Jonathan: Yeah, exactly. And that also like, increases the security of it because some people will try to slip in. They’ll give a false block. But with proof of stake it behooves you not to do that because you will lose a lot of coins if it comes back because you’re wrong.
Dima: Finally let’s talk about resale. The art world proper has been talking about resale forever.
If the artist does their work well – their collectors’ holdings go up in value. There have been some effort to create contracts that will reflect some sort of resale fee that’s going back to the artists, but it doesn’t seem like anyone’s been able to create and enforce them. What’s kind of exciting about what’s going on with tokenized art is that that’s built into the whole NFT ecosystem.
Jonathan: Yes. And so, whenever I’m minting an NFT I am asked a few questions. Like, how much you’re gonna charge for this? What’s your edition number? I can have one or a million. Then I get asked, how much percentage back do you wanna get every time this is transferred to someone else? Every time someone buys it, how much do you want to get?
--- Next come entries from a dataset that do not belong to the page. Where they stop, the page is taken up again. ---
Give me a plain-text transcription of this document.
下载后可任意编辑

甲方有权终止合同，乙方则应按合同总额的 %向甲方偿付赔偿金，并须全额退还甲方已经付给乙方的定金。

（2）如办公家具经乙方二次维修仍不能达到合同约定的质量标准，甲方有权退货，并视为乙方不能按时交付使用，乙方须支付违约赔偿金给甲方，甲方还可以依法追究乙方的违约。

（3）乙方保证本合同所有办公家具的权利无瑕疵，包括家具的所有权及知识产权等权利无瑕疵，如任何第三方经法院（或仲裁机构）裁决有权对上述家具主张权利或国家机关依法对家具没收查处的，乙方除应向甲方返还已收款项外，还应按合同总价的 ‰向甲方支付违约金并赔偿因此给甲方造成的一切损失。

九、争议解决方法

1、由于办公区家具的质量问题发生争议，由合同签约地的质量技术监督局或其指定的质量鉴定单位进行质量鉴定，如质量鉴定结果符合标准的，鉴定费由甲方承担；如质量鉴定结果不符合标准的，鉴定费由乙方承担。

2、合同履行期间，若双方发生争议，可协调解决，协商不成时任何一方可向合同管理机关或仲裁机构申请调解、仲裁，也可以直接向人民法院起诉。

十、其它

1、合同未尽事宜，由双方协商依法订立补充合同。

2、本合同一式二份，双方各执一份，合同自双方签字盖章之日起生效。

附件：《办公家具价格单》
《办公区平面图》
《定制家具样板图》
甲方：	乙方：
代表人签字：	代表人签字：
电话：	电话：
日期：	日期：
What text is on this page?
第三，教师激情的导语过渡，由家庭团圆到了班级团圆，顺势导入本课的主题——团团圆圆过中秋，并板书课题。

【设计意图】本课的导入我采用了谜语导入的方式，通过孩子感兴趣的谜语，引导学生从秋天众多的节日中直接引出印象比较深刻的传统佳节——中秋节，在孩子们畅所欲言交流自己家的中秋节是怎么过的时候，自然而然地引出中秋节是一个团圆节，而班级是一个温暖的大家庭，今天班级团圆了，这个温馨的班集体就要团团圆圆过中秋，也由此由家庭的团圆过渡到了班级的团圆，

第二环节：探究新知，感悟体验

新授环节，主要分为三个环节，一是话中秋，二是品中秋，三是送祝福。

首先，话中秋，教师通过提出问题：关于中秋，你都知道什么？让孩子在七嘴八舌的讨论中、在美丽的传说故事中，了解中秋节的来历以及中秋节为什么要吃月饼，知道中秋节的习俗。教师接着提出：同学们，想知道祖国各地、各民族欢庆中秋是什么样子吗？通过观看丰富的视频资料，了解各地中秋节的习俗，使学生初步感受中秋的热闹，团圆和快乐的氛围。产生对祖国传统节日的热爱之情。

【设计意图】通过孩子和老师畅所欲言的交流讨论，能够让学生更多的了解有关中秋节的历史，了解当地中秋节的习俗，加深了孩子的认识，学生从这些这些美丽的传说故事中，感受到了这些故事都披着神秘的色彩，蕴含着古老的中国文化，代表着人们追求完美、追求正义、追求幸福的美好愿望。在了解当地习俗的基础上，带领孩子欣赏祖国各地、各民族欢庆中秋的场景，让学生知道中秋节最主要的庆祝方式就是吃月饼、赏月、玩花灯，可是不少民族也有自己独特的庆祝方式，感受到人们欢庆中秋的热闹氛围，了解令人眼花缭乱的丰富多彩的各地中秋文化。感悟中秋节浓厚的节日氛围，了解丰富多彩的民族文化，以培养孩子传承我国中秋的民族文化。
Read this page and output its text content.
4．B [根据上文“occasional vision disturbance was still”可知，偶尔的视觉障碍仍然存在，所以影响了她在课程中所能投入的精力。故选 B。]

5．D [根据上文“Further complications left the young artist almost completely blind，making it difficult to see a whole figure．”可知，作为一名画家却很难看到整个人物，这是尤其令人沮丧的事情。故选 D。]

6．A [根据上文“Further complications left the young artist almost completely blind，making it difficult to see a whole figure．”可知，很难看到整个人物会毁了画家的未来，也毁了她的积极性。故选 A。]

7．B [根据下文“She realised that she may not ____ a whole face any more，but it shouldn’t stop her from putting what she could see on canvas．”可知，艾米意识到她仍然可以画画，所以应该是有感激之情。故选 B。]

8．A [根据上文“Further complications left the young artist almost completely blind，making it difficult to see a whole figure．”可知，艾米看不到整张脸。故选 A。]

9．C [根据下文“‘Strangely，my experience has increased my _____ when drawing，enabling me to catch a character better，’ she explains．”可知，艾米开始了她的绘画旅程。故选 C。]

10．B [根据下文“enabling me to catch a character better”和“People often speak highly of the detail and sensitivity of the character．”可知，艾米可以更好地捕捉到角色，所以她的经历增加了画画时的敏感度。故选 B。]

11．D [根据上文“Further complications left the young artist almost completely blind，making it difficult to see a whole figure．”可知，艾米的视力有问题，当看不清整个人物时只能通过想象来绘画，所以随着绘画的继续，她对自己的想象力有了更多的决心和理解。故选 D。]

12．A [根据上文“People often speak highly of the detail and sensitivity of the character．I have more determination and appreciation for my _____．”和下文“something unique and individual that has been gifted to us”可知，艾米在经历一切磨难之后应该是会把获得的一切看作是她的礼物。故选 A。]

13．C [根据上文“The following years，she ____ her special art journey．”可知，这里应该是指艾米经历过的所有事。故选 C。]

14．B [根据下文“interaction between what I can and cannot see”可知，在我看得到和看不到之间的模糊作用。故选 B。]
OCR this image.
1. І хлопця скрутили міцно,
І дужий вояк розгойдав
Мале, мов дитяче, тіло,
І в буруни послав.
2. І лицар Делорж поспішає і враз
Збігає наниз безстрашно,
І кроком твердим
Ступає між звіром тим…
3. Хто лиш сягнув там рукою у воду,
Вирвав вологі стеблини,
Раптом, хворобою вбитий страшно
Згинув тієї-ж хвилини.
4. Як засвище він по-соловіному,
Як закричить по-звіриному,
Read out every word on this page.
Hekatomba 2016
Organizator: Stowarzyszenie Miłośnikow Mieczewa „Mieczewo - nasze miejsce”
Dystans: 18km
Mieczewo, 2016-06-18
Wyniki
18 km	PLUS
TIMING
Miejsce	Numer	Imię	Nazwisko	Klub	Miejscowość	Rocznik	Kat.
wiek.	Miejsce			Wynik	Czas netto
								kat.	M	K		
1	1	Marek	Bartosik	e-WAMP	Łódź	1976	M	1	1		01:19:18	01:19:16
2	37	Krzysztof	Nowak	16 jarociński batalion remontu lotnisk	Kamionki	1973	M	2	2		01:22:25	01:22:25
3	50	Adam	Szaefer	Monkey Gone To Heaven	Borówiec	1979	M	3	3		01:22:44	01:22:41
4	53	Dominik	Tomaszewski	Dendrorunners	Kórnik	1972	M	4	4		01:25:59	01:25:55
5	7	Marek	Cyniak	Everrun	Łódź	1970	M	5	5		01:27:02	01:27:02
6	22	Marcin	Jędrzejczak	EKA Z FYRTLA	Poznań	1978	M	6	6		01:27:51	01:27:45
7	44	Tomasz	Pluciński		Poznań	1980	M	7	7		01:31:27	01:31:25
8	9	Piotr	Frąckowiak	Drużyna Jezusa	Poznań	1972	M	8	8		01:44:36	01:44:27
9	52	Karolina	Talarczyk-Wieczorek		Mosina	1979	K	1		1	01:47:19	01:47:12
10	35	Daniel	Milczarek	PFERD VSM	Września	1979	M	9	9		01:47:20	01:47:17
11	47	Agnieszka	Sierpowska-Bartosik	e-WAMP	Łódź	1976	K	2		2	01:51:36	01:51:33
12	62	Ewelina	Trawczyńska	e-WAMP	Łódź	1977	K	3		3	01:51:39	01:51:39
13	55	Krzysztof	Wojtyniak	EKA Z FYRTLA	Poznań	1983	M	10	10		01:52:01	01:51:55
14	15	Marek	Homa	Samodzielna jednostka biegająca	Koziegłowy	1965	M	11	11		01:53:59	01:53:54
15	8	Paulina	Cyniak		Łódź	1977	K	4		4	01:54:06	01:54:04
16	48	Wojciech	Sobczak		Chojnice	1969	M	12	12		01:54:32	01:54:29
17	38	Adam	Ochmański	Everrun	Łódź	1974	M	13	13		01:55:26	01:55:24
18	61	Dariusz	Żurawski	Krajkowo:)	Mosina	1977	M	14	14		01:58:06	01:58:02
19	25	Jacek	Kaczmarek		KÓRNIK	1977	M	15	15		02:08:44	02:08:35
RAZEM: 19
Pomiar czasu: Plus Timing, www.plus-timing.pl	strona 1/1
And I think, by default it’s something like 10% but you could go higher.
Dima: Yeah, I can totally see a video artists benefiting greatly from this right. Essentially, at this point you are selling a file. And every single time you get this resale you can actually track this and that smart contract moves with the work.
To sort of get back to the the critique of this whole thing, you can definitely dismiss it as “naked capitalism.” And if you are an artist, or a collector, or some sort of cultural entity that is not particularly interested in reaffirming the capitalist framework, then it’s really probably not something that you want to participate in. However, if you have a different conception of how you want to live your life that’s a really interesting, and really game-changing option.